China has been acting more aggressively in its neighbourhood by establishing unilateral no-fly zones and having ever-more heated debates with the other countries in the region—especially Japan—about the ownership of one territory or another. All of this has been accompanied by military spending that rises year on year and the increasing activity of the Chinese armed forces in Asia. The balance of power that developed in Asia after the end of World War II obviously no longer satisfies Beijing, which believes that the Pacific region should be recognised as a Chinese “sphere of influence”.
For years, Russia has publicly demanded that the rest of the world recognise the borders of the former Soviet Union as Moscow’s “zone of legitimate interest”, i.e. an area where Russia can act at its sole discretion, and into which annoying foreigners—westerners in general and Americans in particular—refrain from poking their noses. If foreigners do interfere, they should do so only with the knowledge and approval of Moscow. The fact that Russia is ready to use brutal and direct military force against its neighbouring countries to achieve its goals became clear in 2008 with the campaign against Georgia.

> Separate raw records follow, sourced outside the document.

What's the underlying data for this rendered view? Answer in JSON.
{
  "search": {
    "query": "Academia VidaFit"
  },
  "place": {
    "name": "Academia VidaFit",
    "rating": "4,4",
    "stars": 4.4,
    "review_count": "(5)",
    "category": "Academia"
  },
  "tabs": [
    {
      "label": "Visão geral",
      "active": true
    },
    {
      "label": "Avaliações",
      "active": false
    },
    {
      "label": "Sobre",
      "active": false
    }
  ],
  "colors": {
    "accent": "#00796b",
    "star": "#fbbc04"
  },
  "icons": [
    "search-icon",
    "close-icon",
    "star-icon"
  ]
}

Russia’s current hybrid war against Ukraine only confirms the dark conclusions drawn at that time.
What seems more important than territorial “spheres of influence” and immediate political goals in the eyes of the Russian top management is a thorough revision of the current internationally recognised rulebook—creating a situation in which the international community accepts one primary and simple rule when communicating with Russia. This is Russia’s right to establish its own rules at its sole discretion.
Against the aforementioned background, there is also such an outbreak of nationalism and chauvinism simmering in Russian society that it could have stepped out of the pages of a history book describing the beginning of the 20th century. The mentality of the current Girkins, Babais and their supporters is a carbon copy of the ideology of the Black Hundreds (in Russian: черносотенцы, чёрная сотня), who organised pogroms in Russia a century ago. Both in the past and today, these movements were and are supported and favoured by state authority.
At the same time, there are literally thugs dressed in black in the Middle East, who have conquered almost half of Iraq at amazing speed, in addition to the areas in Syria that were already under their control. A “caliphate”, where Allah’s will is the supreme authority, has been declared and offensives continue to be launched in the areas of northern Iraq controlled by the Kurds. These men in black, too, wish for nothing more or less than to destroy the existing world order.